Of course, the facts of Plath’s own life bore a controversial influence over her own work, whether it was her notorious marriage to fellow writer Ted Hughes or the myriad references to the mental illnesses that she suffered throughout her life, ultimately leading to her tragic suicide in 1963 when she was 30 years old. But in the space of such a short career, Plath created a transcendental force that forever changed the face of literature – weaving complexity into notions of femininity never before discussed, and subsequently becoming one of the world’s most celebrated writers.
Plath’s seminal poetry collections Colossus and Ariel stand testament to her enrapturing power, but perhaps the most prolific and insightful exploration into her imagined world was her singular novel The Bell Jar, written in 1963, which served as the most expansive key to her literary horizons. In both a poetic and novelistic sense, she had been linked to ‘confessional’ writers such as Robert Lowell and Anne Sexton, but the books she cherished most tender to tell a much richer story.

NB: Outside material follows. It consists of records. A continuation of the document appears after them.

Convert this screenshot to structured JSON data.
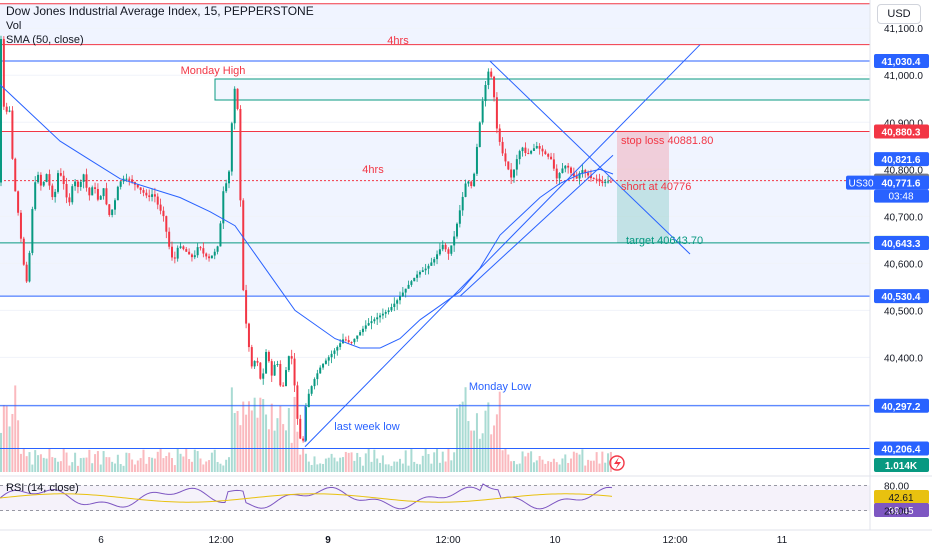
{
  "header": {
    "title": "Dow Jones Industrial Average Index, 15, PEPPERSTONE",
    "vol_label": "Vol",
    "sma_label": "SMA (50, close)"
  },
  "currency_button": "USD",
  "chart_data": {
    "type": "candlestick",
    "title": "Dow Jones Industrial Average Index, 15, PEPPERSTONE",
    "symbol": "US30",
    "countdown": "03:48",
    "ylim": [
      40150,
      41160
    ],
    "y_ticks": [
      41100,
      41000,
      40900,
      40800,
      40700,
      40600,
      40500,
      40400,
      40300
    ],
    "y_tick_labels": [
      "41,100.0",
      "41,000.0",
      "40,900.0",
      "40,800.0",
      "40,700.0",
      "40,600.0",
      "40,500.0",
      "40,400.0",
      "40,300.0"
    ],
    "x_tick_labels": [
      "6",
      "12:00",
      "9",
      "12:00",
      "10",
      "12:00",
      "11"
    ],
    "x_tick_bold": [
      false,
      false,
      true,
      false,
      false,
      false,
      false
    ],
    "price_labels": [
      {
        "text": "41,030.4",
        "value": 41030.4,
        "color": "#2962ff"
      },
      {
        "text": "40,880.3",
        "value": 40880.3,
        "color": "#f23645"
      },
      {
        "text": "40,821.6",
        "value": 40821.6,
        "color": "#2962ff"
      },
      {
        "text": "40,776.0",
        "value": 40776.0,
        "color": "#787b86"
      },
      {
        "text": "40,771.6",
        "value": 40771.6,
        "color": "#2962ff"
      },
      {
        "text": "40,643.7",
        "value": 40643.7,
        "color": "#089981"
      },
      {
        "text": "40,643.3",
        "value": 40643.3,
        "color": "#2962ff"
      },
      {
        "text": "40,530.4",
        "value": 40530.4,
        "color": "#2962ff"
      },
      {
        "text": "40,297.2",
        "value": 40297.2,
        "color": "#2962ff"
      },
      {
        "text": "40,206.4",
        "value": 40206.4,
        "color": "#2962ff"
      }
    ],
    "volume_label": "1.014K",
    "annotations": [
      {
        "text": "4hrs",
        "near": 41120
      },
      {
        "text": "Monday High",
        "near": 41065
      },
      {
        "text": "4hrs",
        "near": 40800
      },
      {
        "text": "stop loss 40881.80",
        "value": 40881.8
      },
      {
        "text": "short at 40776",
        "value": 40776
      },
      {
        "text": "target 40643.70",
        "value": 40643.7
      },
      {
        "text": "Monday Low",
        "near": 40320
      },
      {
        "text": "last week low",
        "near": 40210
      }
    ],
    "horizontal_levels": [
      {
        "value": 41152,
        "color": "#f23645"
      },
      {
        "value": 41065,
        "color": "#f23645"
      },
      {
        "value": 41030.4,
        "color": "#2962ff"
      },
      {
        "value": 40880.3,
        "color": "#f23645"
      },
      {
        "value": 40776,
        "color": "#f23645",
        "style": "dotted"
      },
      {
        "value": 40643.7,
        "color": "#089981"
      },
      {
        "value": 40530.4,
        "color": "#2962ff"
      },
      {
        "value": 40297.2,
        "color": "#2962ff"
      },
      {
        "value": 40206.4,
        "color": "#2962ff"
      }
    ],
    "zones": [
      {
        "from": 41065,
        "to": 41152,
        "color": "#2962ff"
      },
      {
        "from": 40880.3,
        "to": 40530.4,
        "color": "#2962ff"
      }
    ],
    "trade": {
      "entry": 40776,
      "stop_loss": 40881.8,
      "target": 40643.7
    },
    "rsi": {
      "label": "RSI (14, close)",
      "levels": [
        80,
        20
      ],
      "value_labels": [
        {
          "text": "80.00",
          "value": 80,
          "color": "#787b86"
        },
        {
          "text": "42.61",
          "value": 42.61,
          "color": "#e8c10f"
        },
        {
          "text": "39.45",
          "value": 39.45,
          "color": "#7e57c2"
        },
        {
          "text": "20.00",
          "value": 20,
          "color": "#787b86"
        }
      ]
    },
    "price_path": [
      [
        0,
        40980
      ],
      [
        3,
        41100
      ],
      [
        6,
        40880
      ],
      [
        10,
        40960
      ],
      [
        15,
        40780
      ],
      [
        20,
        40700
      ],
      [
        25,
        40600
      ],
      [
        29,
        40550
      ],
      [
        33,
        40700
      ],
      [
        38,
        40800
      ],
      [
        43,
        40760
      ],
      [
        48,
        40790
      ],
      [
        55,
        40730
      ],
      [
        60,
        40800
      ],
      [
        65,
        40770
      ],
      [
        70,
        40720
      ],
      [
        75,
        40780
      ],
      [
        80,
        40760
      ],
      [
        85,
        40790
      ],
      [
        90,
        40740
      ],
      [
        95,
        40770
      ],
      [
        100,
        40730
      ],
      [
        105,
        40760
      ],
      [
        110,
        40700
      ],
      [
        115,
        40720
      ],
      [
        120,
        40770
      ],
      [
        125,
        40780
      ],
      [
        130,
        40780
      ],
      [
        135,
        40770
      ],
      [
        140,
        40760
      ],
      [
        145,
        40750
      ],
      [
        150,
        40740
      ],
      [
        155,
        40750
      ],
      [
        160,
        40720
      ],
      [
        165,
        40700
      ],
      [
        170,
        40640
      ],
      [
        175,
        40600
      ],
      [
        180,
        40640
      ],
      [
        185,
        40630
      ],
      [
        190,
        40620
      ],
      [
        195,
        40610
      ],
      [
        200,
        40640
      ],
      [
        205,
        40620
      ],
      [
        210,
        40610
      ],
      [
        215,
        40620
      ],
      [
        220,
        40640
      ],
      [
        225,
        40760
      ],
      [
        230,
        40780
      ],
      [
        235,
        40960
      ],
      [
        238,
        40990
      ],
      [
        241,
        40800
      ],
      [
        244,
        40560
      ],
      [
        248,
        40460
      ],
      [
        253,
        40380
      ],
      [
        258,
        40400
      ],
      [
        263,
        40340
      ],
      [
        268,
        40420
      ],
      [
        273,
        40360
      ],
      [
        278,
        40400
      ],
      [
        283,
        40320
      ],
      [
        288,
        40380
      ],
      [
        292,
        40420
      ],
      [
        296,
        40340
      ],
      [
        300,
        40240
      ],
      [
        304,
        40210
      ],
      [
        308,
        40310
      ],
      [
        315,
        40350
      ],
      [
        322,
        40380
      ],
      [
        330,
        40400
      ],
      [
        338,
        40420
      ],
      [
        345,
        40440
      ],
      [
        352,
        40430
      ],
      [
        360,
        40450
      ],
      [
        368,
        40470
      ],
      [
        375,
        40480
      ],
      [
        382,
        40490
      ],
      [
        390,
        40500
      ],
      [
        398,
        40520
      ],
      [
        405,
        40540
      ],
      [
        412,
        40560
      ],
      [
        420,
        40580
      ],
      [
        428,
        40590
      ],
      [
        436,
        40610
      ],
      [
        444,
        40640
      ],
      [
        450,
        40620
      ],
      [
        456,
        40660
      ],
      [
        462,
        40720
      ],
      [
        468,
        40780
      ],
      [
        474,
        40760
      ],
      [
        480,
        40880
      ],
      [
        485,
        40960
      ],
      [
        490,
        41010
      ],
      [
        494,
        40990
      ],
      [
        498,
        40890
      ],
      [
        503,
        40840
      ],
      [
        508,
        40810
      ],
      [
        513,
        40780
      ],
      [
        518,
        40820
      ],
      [
        523,
        40850
      ],
      [
        528,
        40830
      ],
      [
        533,
        40840
      ],
      [
        538,
        40850
      ],
      [
        543,
        40840
      ],
      [
        548,
        40830
      ],
      [
        553,
        40820
      ],
      [
        558,
        40780
      ],
      [
        563,
        40800
      ],
      [
        568,
        40810
      ],
      [
        573,
        40790
      ],
      [
        578,
        40780
      ],
      [
        583,
        40800
      ],
      [
        588,
        40790
      ],
      [
        593,
        40780
      ],
      [
        598,
        40780
      ],
      [
        603,
        40770
      ],
      [
        608,
        40775
      ],
      [
        613,
        40772
      ]
    ],
    "sma50": [
      [
        0,
        40980
      ],
      [
        30,
        40920
      ],
      [
        60,
        40860
      ],
      [
        90,
        40820
      ],
      [
        120,
        40780
      ],
      [
        150,
        40760
      ],
      [
        180,
        40740
      ],
      [
        210,
        40710
      ],
      [
        235,
        40680
      ],
      [
        255,
        40620
      ],
      [
        275,
        40560
      ],
      [
        295,
        40500
      ],
      [
        315,
        40470
      ],
      [
        335,
        40440
      ],
      [
        360,
        40420
      ],
      [
        380,
        40420
      ],
      [
        400,
        40440
      ],
      [
        420,
        40480
      ],
      [
        440,
        40510
      ],
      [
        460,
        40540
      ],
      [
        480,
        40590
      ],
      [
        500,
        40660
      ],
      [
        520,
        40700
      ],
      [
        540,
        40740
      ],
      [
        560,
        40770
      ],
      [
        580,
        40790
      ],
      [
        600,
        40800
      ],
      [
        613,
        40790
      ]
    ],
    "trendlines": [
      {
        "from": [
          305,
          40210
        ],
        "to": [
          700,
          41065
        ],
        "color": "#2962ff"
      },
      {
        "from": [
          460,
          40530
        ],
        "to": [
          613,
          40830
        ],
        "color": "#2962ff"
      },
      {
        "from": [
          490,
          41030
        ],
        "to": [
          690,
          40620
        ],
        "color": "#2962ff"
      }
    ]
  }
}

Plath was significantly influenced by Russian author Fyodor Dostoevsky, whose novels The Idiot, The Double, and The Brothers Karamazov constituted some of her all-time favourite works. In addition, other Russian literary greats in the form of Leo Tolstoy and his 1878 classic books Anna Karenina and War and Peace were also worshipped by Plath, bridging on the themes of realism, modernism, marriage, and betrayal that were often similarly pertinent to her own work.
The author was also highly reverential of a range of more romantic offerings, namely by DH Lawrence, in the novels Lady Chatterley’s Lover, Sons and Lovers, and Women in Love. However, the highly explicit sexual nature of many of Lawrence’s works, including these, also bears a point of interest in Plath’s own canon. Always pushing the boundaries of women’s representation, her portrayals of female sexuality, mental health, and agency have become significant markers in the entirety of literary history, even if penned much more contemporarily than some of her predecessors.

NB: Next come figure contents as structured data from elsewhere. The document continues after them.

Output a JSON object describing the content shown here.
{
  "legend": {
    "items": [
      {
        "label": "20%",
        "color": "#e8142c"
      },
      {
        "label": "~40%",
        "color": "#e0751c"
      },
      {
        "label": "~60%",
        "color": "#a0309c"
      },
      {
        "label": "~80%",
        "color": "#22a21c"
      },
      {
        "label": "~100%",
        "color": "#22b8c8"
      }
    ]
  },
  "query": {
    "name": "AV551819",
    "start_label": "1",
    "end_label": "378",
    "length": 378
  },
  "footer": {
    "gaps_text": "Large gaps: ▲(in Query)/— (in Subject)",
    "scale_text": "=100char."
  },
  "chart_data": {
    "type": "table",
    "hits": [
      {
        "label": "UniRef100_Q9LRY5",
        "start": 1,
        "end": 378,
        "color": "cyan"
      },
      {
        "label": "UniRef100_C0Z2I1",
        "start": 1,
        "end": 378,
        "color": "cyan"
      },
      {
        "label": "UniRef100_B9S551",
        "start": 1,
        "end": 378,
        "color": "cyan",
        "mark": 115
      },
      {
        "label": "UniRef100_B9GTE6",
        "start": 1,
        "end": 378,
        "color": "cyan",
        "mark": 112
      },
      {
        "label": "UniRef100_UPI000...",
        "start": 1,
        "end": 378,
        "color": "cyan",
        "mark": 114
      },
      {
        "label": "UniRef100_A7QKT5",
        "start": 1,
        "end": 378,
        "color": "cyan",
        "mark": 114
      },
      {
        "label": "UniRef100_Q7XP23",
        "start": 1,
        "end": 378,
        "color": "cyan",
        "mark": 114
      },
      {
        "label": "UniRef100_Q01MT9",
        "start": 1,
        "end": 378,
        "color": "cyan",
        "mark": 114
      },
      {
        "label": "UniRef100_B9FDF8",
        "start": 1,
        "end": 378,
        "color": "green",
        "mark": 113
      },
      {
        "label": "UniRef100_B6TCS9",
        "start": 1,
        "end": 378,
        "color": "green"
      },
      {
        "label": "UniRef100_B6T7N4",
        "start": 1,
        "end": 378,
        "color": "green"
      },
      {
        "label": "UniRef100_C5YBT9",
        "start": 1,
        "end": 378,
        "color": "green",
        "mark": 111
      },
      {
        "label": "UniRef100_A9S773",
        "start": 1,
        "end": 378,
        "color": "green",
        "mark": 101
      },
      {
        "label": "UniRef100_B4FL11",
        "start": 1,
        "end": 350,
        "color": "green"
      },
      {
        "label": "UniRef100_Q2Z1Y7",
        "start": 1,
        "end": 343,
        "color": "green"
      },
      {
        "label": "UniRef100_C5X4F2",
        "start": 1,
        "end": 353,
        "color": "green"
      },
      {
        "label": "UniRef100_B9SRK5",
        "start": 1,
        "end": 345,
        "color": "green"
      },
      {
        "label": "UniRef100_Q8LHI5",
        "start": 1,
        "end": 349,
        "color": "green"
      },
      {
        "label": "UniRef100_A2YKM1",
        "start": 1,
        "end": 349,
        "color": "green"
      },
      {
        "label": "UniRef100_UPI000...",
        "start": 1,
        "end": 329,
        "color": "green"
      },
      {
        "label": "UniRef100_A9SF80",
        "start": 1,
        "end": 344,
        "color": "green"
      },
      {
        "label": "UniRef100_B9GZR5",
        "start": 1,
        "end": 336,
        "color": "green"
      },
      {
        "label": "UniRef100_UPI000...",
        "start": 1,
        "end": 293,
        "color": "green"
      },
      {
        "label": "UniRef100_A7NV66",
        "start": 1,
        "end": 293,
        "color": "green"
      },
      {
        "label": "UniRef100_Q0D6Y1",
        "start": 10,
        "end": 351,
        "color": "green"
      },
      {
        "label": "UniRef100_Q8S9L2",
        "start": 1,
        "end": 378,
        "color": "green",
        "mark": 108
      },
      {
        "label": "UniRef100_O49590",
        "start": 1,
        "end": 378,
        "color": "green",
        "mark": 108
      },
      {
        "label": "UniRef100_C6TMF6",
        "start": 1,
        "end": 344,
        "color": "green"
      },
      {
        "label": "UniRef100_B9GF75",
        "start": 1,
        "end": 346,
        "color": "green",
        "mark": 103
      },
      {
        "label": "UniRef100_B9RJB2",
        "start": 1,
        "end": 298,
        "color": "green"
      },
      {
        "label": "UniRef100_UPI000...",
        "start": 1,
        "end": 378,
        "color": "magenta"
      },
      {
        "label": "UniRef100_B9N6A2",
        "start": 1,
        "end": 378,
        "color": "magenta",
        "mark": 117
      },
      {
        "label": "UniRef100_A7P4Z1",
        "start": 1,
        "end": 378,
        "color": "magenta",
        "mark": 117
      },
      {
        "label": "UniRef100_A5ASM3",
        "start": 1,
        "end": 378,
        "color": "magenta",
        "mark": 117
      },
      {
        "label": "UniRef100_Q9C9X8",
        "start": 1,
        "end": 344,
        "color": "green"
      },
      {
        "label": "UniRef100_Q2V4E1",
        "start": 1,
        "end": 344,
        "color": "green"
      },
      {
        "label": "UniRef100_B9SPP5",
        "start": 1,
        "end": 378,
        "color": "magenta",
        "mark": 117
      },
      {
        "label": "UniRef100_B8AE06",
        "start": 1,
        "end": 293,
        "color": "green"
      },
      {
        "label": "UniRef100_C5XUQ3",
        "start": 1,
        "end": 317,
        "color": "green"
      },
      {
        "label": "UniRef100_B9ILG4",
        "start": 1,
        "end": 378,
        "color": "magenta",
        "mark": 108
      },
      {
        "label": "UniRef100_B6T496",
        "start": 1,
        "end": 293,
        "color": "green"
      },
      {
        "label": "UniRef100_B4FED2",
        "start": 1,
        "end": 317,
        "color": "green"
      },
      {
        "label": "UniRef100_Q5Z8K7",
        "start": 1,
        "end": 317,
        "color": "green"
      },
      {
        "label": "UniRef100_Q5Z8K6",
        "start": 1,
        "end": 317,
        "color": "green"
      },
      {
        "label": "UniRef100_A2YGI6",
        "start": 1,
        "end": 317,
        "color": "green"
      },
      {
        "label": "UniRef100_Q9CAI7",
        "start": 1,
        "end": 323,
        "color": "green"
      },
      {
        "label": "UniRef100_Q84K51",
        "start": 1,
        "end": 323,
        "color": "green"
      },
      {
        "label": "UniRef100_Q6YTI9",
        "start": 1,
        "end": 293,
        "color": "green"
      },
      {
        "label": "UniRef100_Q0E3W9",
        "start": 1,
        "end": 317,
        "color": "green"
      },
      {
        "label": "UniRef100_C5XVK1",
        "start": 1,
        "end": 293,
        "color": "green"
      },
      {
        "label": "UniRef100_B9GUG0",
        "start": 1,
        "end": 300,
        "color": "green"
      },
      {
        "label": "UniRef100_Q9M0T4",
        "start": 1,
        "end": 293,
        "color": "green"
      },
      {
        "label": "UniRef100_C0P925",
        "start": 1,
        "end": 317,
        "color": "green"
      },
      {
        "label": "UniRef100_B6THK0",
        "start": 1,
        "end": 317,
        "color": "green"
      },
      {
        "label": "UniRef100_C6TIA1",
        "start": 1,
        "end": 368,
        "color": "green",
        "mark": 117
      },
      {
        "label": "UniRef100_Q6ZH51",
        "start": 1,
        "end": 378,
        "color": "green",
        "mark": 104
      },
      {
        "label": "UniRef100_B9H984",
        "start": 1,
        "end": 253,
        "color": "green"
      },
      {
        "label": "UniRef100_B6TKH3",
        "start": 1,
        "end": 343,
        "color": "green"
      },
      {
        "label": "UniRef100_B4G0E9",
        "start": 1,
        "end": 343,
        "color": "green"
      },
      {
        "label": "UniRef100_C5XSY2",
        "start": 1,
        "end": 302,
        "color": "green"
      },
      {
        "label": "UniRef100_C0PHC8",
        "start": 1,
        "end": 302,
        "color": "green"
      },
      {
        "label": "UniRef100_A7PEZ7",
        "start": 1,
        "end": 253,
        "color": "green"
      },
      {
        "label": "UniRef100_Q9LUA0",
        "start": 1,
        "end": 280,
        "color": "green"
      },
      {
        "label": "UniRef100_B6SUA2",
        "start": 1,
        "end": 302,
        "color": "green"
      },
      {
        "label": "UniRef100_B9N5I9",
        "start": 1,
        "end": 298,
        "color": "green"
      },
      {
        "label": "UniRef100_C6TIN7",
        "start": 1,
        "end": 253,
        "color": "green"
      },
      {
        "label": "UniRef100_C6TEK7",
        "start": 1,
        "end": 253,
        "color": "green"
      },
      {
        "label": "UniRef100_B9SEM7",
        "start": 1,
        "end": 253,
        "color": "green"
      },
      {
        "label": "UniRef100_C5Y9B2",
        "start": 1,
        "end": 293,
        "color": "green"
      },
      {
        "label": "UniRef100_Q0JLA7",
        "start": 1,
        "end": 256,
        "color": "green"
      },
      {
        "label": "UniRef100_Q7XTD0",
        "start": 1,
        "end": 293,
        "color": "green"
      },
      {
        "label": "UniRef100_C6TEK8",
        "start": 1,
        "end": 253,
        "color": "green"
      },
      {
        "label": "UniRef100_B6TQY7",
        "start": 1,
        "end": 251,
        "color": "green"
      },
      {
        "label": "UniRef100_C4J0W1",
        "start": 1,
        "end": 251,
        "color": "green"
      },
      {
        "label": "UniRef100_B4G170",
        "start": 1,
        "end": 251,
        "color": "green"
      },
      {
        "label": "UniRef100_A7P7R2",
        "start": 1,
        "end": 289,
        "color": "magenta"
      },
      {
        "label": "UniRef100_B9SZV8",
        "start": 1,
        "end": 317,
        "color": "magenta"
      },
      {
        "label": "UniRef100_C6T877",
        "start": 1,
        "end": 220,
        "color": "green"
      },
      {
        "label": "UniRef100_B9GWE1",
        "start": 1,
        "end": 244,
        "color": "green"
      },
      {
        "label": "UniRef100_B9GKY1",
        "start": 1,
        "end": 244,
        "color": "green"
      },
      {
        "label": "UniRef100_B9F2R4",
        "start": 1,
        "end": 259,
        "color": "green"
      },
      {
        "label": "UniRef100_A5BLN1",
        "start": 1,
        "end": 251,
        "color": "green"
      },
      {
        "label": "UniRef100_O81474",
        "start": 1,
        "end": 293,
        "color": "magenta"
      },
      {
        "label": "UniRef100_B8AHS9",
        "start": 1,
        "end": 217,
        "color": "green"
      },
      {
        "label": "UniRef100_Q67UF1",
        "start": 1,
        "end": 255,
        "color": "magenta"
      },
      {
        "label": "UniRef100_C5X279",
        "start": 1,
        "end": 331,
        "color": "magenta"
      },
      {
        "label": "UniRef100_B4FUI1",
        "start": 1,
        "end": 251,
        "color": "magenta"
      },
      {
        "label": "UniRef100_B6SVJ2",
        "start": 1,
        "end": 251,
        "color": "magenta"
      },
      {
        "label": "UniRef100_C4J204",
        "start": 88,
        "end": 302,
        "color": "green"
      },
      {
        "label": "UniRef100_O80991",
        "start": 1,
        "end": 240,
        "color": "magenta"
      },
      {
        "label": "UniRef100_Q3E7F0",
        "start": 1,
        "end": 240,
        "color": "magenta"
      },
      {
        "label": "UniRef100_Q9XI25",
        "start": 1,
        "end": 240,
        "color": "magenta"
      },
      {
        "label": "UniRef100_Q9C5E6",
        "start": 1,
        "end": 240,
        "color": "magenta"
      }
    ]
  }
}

Rounding out Plath’s favourable list are a slew of other notable classics including The Lord of the Rings by JRR Tolkien, The Great Gatsby by F Scott Fitzgerald, and A Writer’s Diary by Virginia Woolf. While undeniably all of these novels and authors have had seismic impacts on almost every writer across the literary canon, it is interesting that they also left a lasting impression on Plath, who despite not sharing genres or style, still had an all-knowing awareness and appreciation of words that transformed her into a literary great.

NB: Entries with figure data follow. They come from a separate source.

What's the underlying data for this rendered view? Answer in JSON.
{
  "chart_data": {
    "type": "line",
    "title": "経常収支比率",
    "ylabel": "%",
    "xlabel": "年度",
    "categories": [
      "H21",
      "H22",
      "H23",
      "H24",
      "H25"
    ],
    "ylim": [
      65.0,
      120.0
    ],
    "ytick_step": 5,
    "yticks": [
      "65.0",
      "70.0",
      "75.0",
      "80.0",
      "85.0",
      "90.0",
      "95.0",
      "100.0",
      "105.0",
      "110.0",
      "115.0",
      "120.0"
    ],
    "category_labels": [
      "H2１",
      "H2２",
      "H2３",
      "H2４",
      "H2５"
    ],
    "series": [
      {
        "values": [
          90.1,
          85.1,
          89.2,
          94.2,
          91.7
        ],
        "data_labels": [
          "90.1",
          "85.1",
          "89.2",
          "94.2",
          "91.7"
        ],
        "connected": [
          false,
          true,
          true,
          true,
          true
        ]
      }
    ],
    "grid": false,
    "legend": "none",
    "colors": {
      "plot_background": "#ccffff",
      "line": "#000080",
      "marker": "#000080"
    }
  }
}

As has been demonstrated on countless occasions over time, Plath is an entire mode of study all on her own. Whether it’s the technical aspects of her poetry or the convoluted narrative of her life, so much was channelled into one woman’s blazing story that no matter how much she is examined, no one will truly ever be able to fully unpick her enigmas. Branching out to look at her favourite books is yet another method of dissection – but equally, also just leads down deeper and deeper rabbit holes.